Neither here nor in the context help of the kubectl
command, available by running kubectl cp --help
, there is no option mentioned that would modify the default operation of the kubectl cp
command, which is basically a merge of the content of the already existing directory and copied one.
$ kubectl cp --help
Copy files and directories to and from containers.
Examples:
# !!!Important Note!!!
# Requires that the 'tar' binary is present in your container
# image. If 'tar' is not present, 'kubectl cp' will fail.
#
# For advanced use cases, such as symlinks, wildcard expansion or
# file mode preservation, consider using 'kubectl exec'.

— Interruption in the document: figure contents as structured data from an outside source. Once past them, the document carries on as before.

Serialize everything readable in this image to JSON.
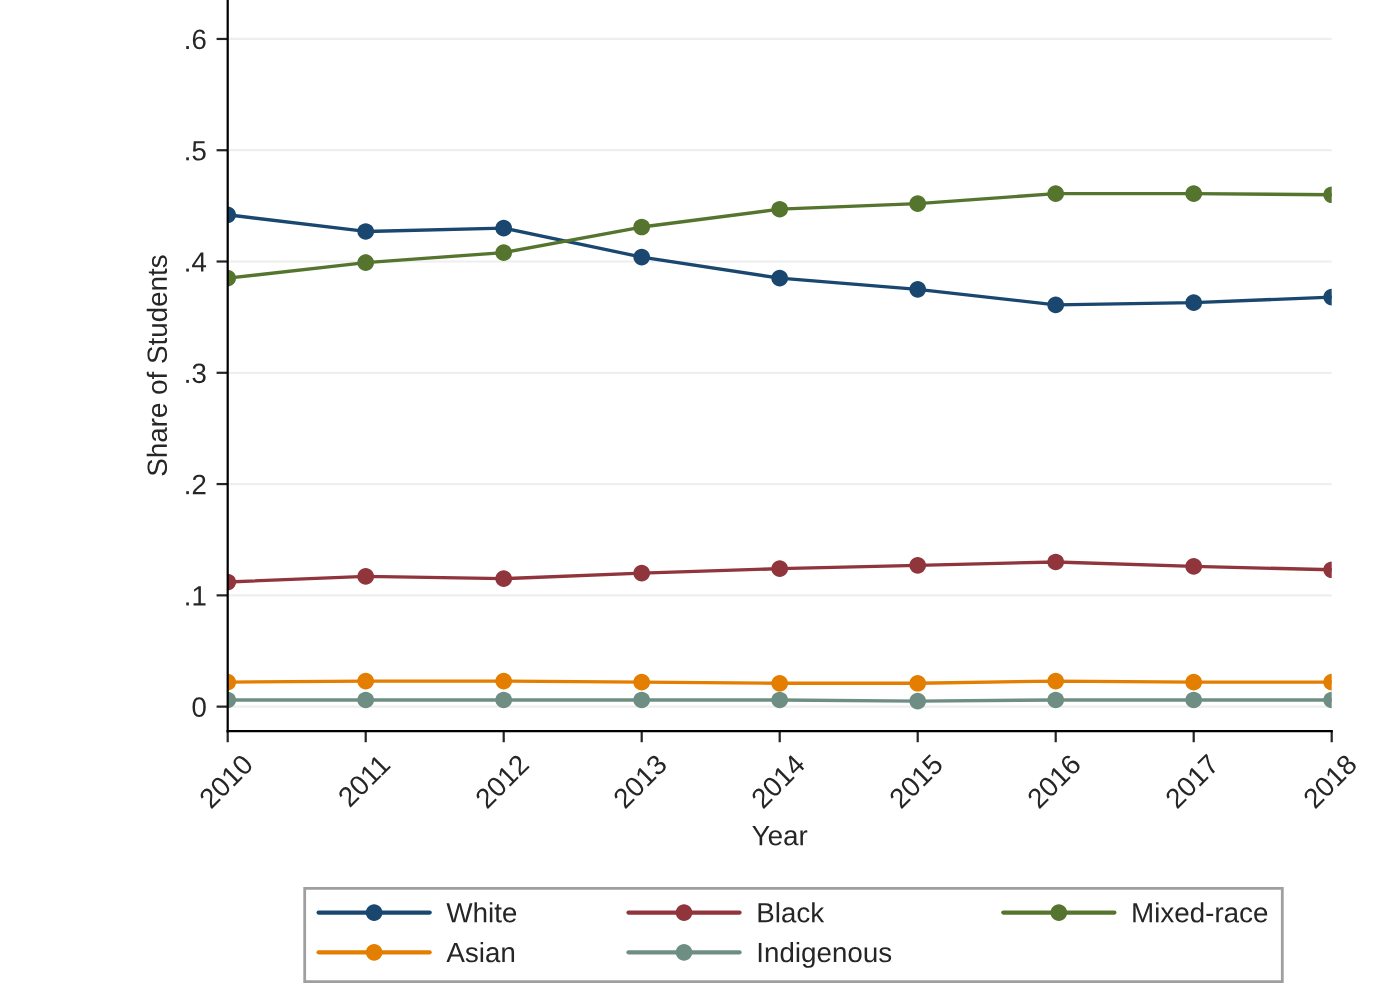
{
  "chart_data": {
    "type": "line",
    "xlabel": "Year",
    "ylabel": "Share of Students",
    "x": [
      2010,
      2011,
      2012,
      2013,
      2014,
      2015,
      2016,
      2017,
      2018
    ],
    "xlim": [
      2010,
      2018
    ],
    "xticks": [
      2010,
      2011,
      2012,
      2013,
      2014,
      2015,
      2016,
      2017,
      2018
    ],
    "ylim": [
      -0.022,
      0.635
    ],
    "yticks": [
      {
        "value": 0,
        "label": "0"
      },
      {
        "value": 0.1,
        "label": ".1"
      },
      {
        "value": 0.2,
        "label": ".2"
      },
      {
        "value": 0.3,
        "label": ".3"
      },
      {
        "value": 0.4,
        "label": ".4"
      },
      {
        "value": 0.5,
        "label": ".5"
      },
      {
        "value": 0.6,
        "label": ".6"
      }
    ],
    "grid": "y",
    "legend": "bottom",
    "marker": "circle",
    "line_style": "solid",
    "series": [
      {
        "name": "White",
        "color": "#1a476f",
        "values": [
          0.442,
          0.427,
          0.43,
          0.404,
          0.385,
          0.375,
          0.361,
          0.363,
          0.368
        ]
      },
      {
        "name": "Black",
        "color": "#90353b",
        "values": [
          0.112,
          0.117,
          0.115,
          0.12,
          0.124,
          0.127,
          0.13,
          0.126,
          0.123
        ]
      },
      {
        "name": "Mixed-race",
        "color": "#55752f",
        "values": [
          0.385,
          0.399,
          0.408,
          0.431,
          0.447,
          0.452,
          0.461,
          0.461,
          0.46
        ]
      },
      {
        "name": "Asian",
        "color": "#e37e00",
        "values": [
          0.022,
          0.023,
          0.023,
          0.022,
          0.021,
          0.021,
          0.023,
          0.022,
          0.022
        ]
      },
      {
        "name": "Indigenous",
        "color": "#6e8e84",
        "values": [
          0.006,
          0.006,
          0.006,
          0.006,
          0.006,
          0.005,
          0.006,
          0.006,
          0.006
        ]
      }
    ]
  }
}
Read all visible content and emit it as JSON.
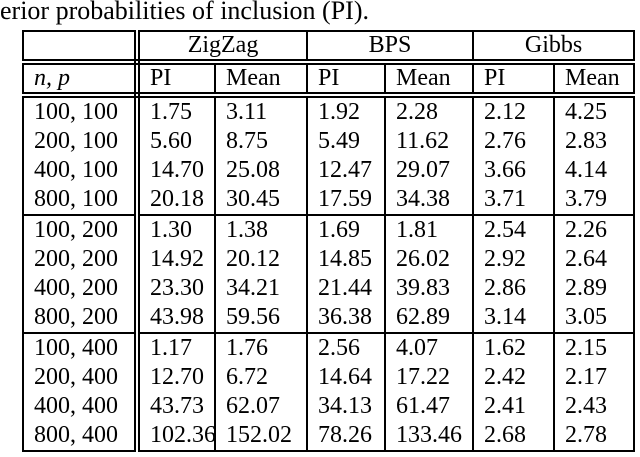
{
  "caption_fragment": "erior probabilities of inclusion (PI).",
  "table": {
    "group_headers": [
      "",
      "ZigZag",
      "BPS",
      "Gibbs"
    ],
    "col_headers": [
      "n, p",
      "PI",
      "Mean",
      "PI",
      "Mean",
      "PI",
      "Mean"
    ],
    "row_groups": [
      {
        "rows": [
          {
            "np": "100, 100",
            "values": [
              "1.75",
              "3.11",
              "1.92",
              "2.28",
              "2.12",
              "4.25"
            ]
          },
          {
            "np": "200, 100",
            "values": [
              "5.60",
              "8.75",
              "5.49",
              "11.62",
              "2.76",
              "2.83"
            ]
          },
          {
            "np": "400, 100",
            "values": [
              "14.70",
              "25.08",
              "12.47",
              "29.07",
              "3.66",
              "4.14"
            ]
          },
          {
            "np": "800, 100",
            "values": [
              "20.18",
              "30.45",
              "17.59",
              "34.38",
              "3.71",
              "3.79"
            ]
          }
        ]
      },
      {
        "rows": [
          {
            "np": "100, 200",
            "values": [
              "1.30",
              "1.38",
              "1.69",
              "1.81",
              "2.54",
              "2.26"
            ]
          },
          {
            "np": "200, 200",
            "values": [
              "14.92",
              "20.12",
              "14.85",
              "26.02",
              "2.92",
              "2.64"
            ]
          },
          {
            "np": "400, 200",
            "values": [
              "23.30",
              "34.21",
              "21.44",
              "39.83",
              "2.86",
              "2.89"
            ]
          },
          {
            "np": "800, 200",
            "values": [
              "43.98",
              "59.56",
              "36.38",
              "62.89",
              "3.14",
              "3.05"
            ]
          }
        ]
      },
      {
        "rows": [
          {
            "np": "100, 400",
            "values": [
              "1.17",
              "1.76",
              "2.56",
              "4.07",
              "1.62",
              "2.15"
            ]
          },
          {
            "np": "200, 400",
            "values": [
              "12.70",
              "6.72",
              "14.64",
              "17.22",
              "2.42",
              "2.17"
            ]
          },
          {
            "np": "400, 400",
            "values": [
              "43.73",
              "62.07",
              "34.13",
              "61.47",
              "2.41",
              "2.43"
            ]
          },
          {
            "np": "800, 400",
            "values": [
              "102.36",
              "152.02",
              "78.26",
              "133.46",
              "2.68",
              "2.78"
            ]
          }
        ]
      }
    ]
  },
  "colors": {
    "text": "#000000",
    "background": "#ffffff",
    "border": "#000000"
  }
}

# Copy /tmp/foo local file to /tmp/bar in a remote pod in namespace <some-namespace>
tar cf - /tmp/foo | kubectl exec -i -n <some-namespace> <some-pod> -- tar xf - -C /tmp/bar
# Copy /tmp/foo from a remote pod to /tmp/bar locally
kubectl exec -n <some-namespace> <some-pod> -- tar cf - /tmp/foo | tar xf - -C /tmp/bar
# Copy /tmp/foo_dir local directory to /tmp/bar_dir in a remote pod in the default namespace
kubectl cp /tmp/foo_dir <some-pod>:/tmp/bar_dir
# Copy /tmp/foo local file to /tmp/bar in a remote pod in a specific container
kubectl cp /tmp/foo <some-pod>:/tmp/bar -c <specific-container>
# Copy /tmp/foo local file to /tmp/bar in a remote pod in namespace <some-namespace>
kubectl cp /tmp/foo <some-namespace>/<some-pod>:/tmp/bar
# Copy /tmp/foo from a remote pod to /tmp/bar locally
kubectl cp <some-namespace>/<some-pod>:/tmp/foo /tmp/bar
Options:
-c, --container='':
Container name. If omitted, use the kubectl.kubernetes.io/default-container annotation for selecting the
container to be attached or the first container in the pod will be chosen
--no-preserve=false:
The copied file/directory's ownership and permissions will not be preserved in the container
--retries=0:
Set number of retries to complete a copy operation from a container. Specify 0 to disable or any negative
value for infinite retrying. The default is 0 (no retry).
Usage:
kubectl cp <file-spec-src> <file-spec-dest> [options]
Use "kubectl options" for a list of global command-line options (applies to all commands).
Basically the default behavior of kubectl cp
command is a merge of the content of source and destination directory. Let's say we have local directory /tmp/test
containing:
/tmp/test$ ls
different_file.txt
with single line of text "some content"
. If we copy our local /tmp/test directory
to /tmp
directory on our Pod
, which already contains test
folder with a different file, let's say testfile.txt
, the content of both directories will be merged, so our destination /tmp/test
will contain eventually:
/tmp/test# ls
different_file.txt testfile.txt
If we change the content of our local different_file.txt
to "yet another content"
and run again the command:
kubectl cp /tmp/test pod-name:/tmp
it will only override the destination different_file.txt
which is already present in the destination /tmp/test
directory.
Currently there is no way to override this default behavior.